Mais plus vous prenez en charge, plus la pression augmente.
Vous avez l’impression que si vous relâchez, tout va s’effondrer.
Le mécanisme de la surcharge

Une situation crée une demande ou une responsabilité.
La pensée active :
- Il faut que je gère.
- Si je ne le fais pas, personne ne le fera correctement.
- Je dois assurer.
Le corps se tend, l’attention se disperse.
Vous ajoutez une tâche. Puis une autre.
Et la charge mentale augmente… sans jamais vraiment redescendre.
Le cerveau reste en mode anticipation constante.
Le repos devient inconfortable.
D’où vient cette difficulté à relâcher ?
Selon les situations, elle peut être liée :
- à des schémas anciens (exigence élevée, peur de l’erreur, besoin d’approbation)
- à une peur du conflit ou du rejet
- à une histoire où il fallait “assurer” tôt
- à un système nerveux devenu hypersensible à l’imprévu
Dans une lecture IFS, il y a souvent une partie très active.
Une partie qui porte, surveille, organise, compense.
Elle ne veut pas vous épuiser. Elle veut éviter un danger : la critique, l’échec, l’abandon, le chaos. Mais à force de tout tenir, elle ne sait plus s’arrêter.
Comprendre cette logique change déjà quelque chose.

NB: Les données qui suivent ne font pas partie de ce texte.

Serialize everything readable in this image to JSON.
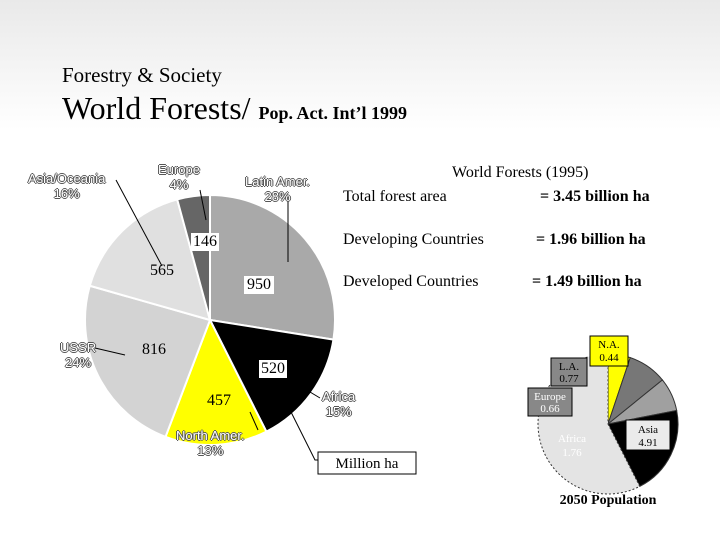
{
  "slide": {
    "subtitle": "Forestry & Society",
    "title": "World Forests/",
    "title_suffix": "Pop. Act. Int’l 1999"
  },
  "stats": {
    "title": "World Forests (1995)",
    "rows": [
      {
        "label": "Total forest area",
        "value": "= 3.45 billion ha"
      },
      {
        "label": "Developing Countries",
        "value": "= 1.96 billion ha"
      },
      {
        "label": "Developed Countries",
        "value": "= 1.49 billion ha"
      }
    ]
  },
  "colors": {
    "latin": "#a9a9a9",
    "africa": "#000000",
    "north_america": "#ffff00",
    "ussr": "#d3d3d3",
    "asia": "#e0e0e0",
    "europe": "#666666",
    "na2050": "#ffff00",
    "la2050": "#777777",
    "europe2050": "#a0a0a0",
    "africa2050": "#000000",
    "asia2050": "#e4e4e4"
  },
  "chart_data": [
    {
      "type": "pie",
      "unit_note": "Million ha",
      "slices": [
        {
          "label": "Latin Amer.",
          "pct": "28%",
          "value": 950
        },
        {
          "label": "Africa",
          "pct": "15%",
          "value": 520
        },
        {
          "label": "North Amer.",
          "pct": "13%",
          "value": 457
        },
        {
          "label": "USSR",
          "pct": "24%",
          "value": 816
        },
        {
          "label": "Asia/Oceania",
          "pct": "16%",
          "value": 565
        },
        {
          "label": "Europe",
          "pct": "4%",
          "value": 146
        }
      ]
    },
    {
      "type": "pie",
      "title": "2050 Population",
      "slices": [
        {
          "label": "N.A.",
          "value": 0.44
        },
        {
          "label": "L.A.",
          "value": 0.77
        },
        {
          "label": "Europe",
          "value": 0.66
        },
        {
          "label": "Africa",
          "value": 1.76
        },
        {
          "label": "Asia",
          "value": 4.91
        }
      ]
    }
  ]
}
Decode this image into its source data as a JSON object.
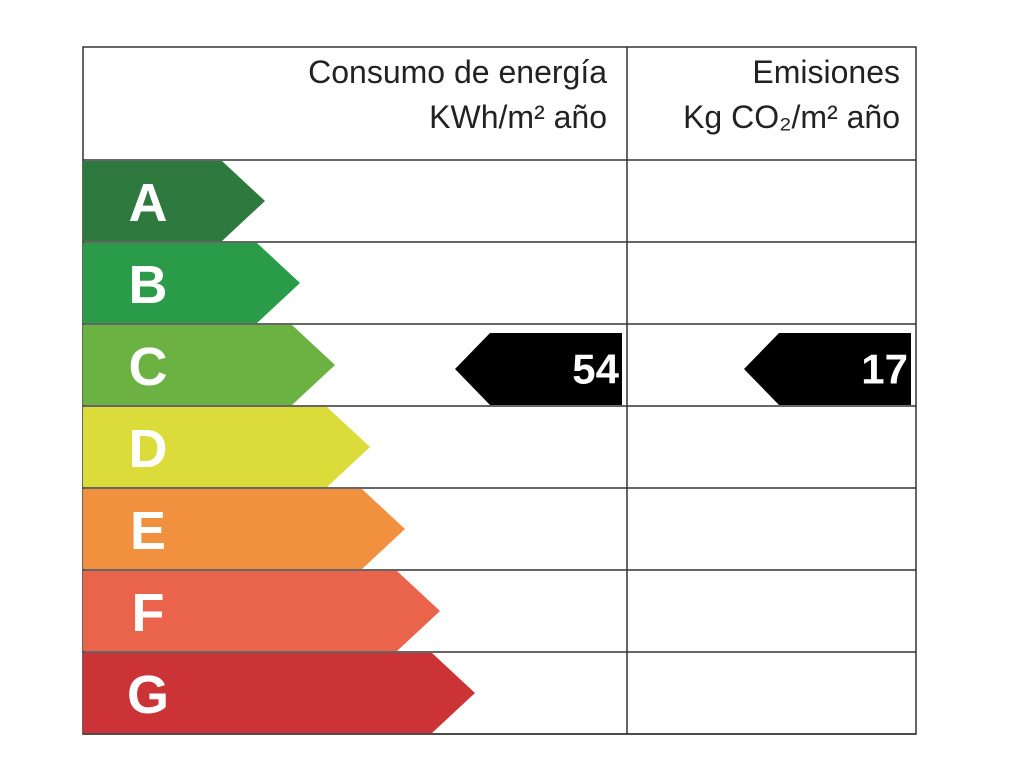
{
  "header": {
    "consumption": [
      "Consumo de energía",
      "KWh/m² año"
    ],
    "emissions": [
      "Emisiones",
      "Kg CO₂/m² año"
    ]
  },
  "classes": [
    {
      "label": "A",
      "color": "#2e7a3e"
    },
    {
      "label": "B",
      "color": "#2a9b48"
    },
    {
      "label": "C",
      "color": "#6bb243"
    },
    {
      "label": "D",
      "color": "#dbdb3a"
    },
    {
      "label": "E",
      "color": "#f1913f"
    },
    {
      "label": "F",
      "color": "#e9644b"
    },
    {
      "label": "G",
      "color": "#cc3336"
    }
  ],
  "consumption": {
    "value": 54,
    "class": "C"
  },
  "emissions": {
    "value": 17,
    "class": "C"
  }
}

On ne lutte plus contre soi. On comprend ce qui cherche à protéger.
Ce que nous travaillons
L’accompagnement combine plusieurs axes.
- TCC : identifier les pensées liées à la responsabilité excessive et expérimenter des réponses plus ajustées
- Régulation corporelle : apprendre à faire redescendre l’activation quand le corps reste en tension permanente
- Mindfulness : observer l’impulsion à “faire encore” sans y répondre automatiquement
- IFS (Systèmes internes) : reconnaître la partie qui tient tout à bout de bras, comprendre ce qu’elle protège, et lui permettre progressivement de relâcher
- Thérapie des schémas : explorer l’origine de l’hyper-responsabilité et renforcer un mode adulte plus stable
- Approches créatives, si cela vous correspond, pour mettre en forme ce qui se joue intérieurement et sortir du tout-mental
Il ne s’agit pas de devenir indifférent·e.
Il s’agit de retrouver un équilibre entre engagement et préservation.
Ce que vous pouvez attendre
Souvent, dès les premières séances, le simple fait de mettre en mots la surcharge apporte un soulagement.
Progressivement, vous pouvez :
- poser des limites plus claires
- diminuer la culpabilité liée au repos
- réduire la tension de fond
- retrouver de l’espace mental
L’objectif est de pouvoir vous engager pleinement, tout en gardant de l’espace pour vous.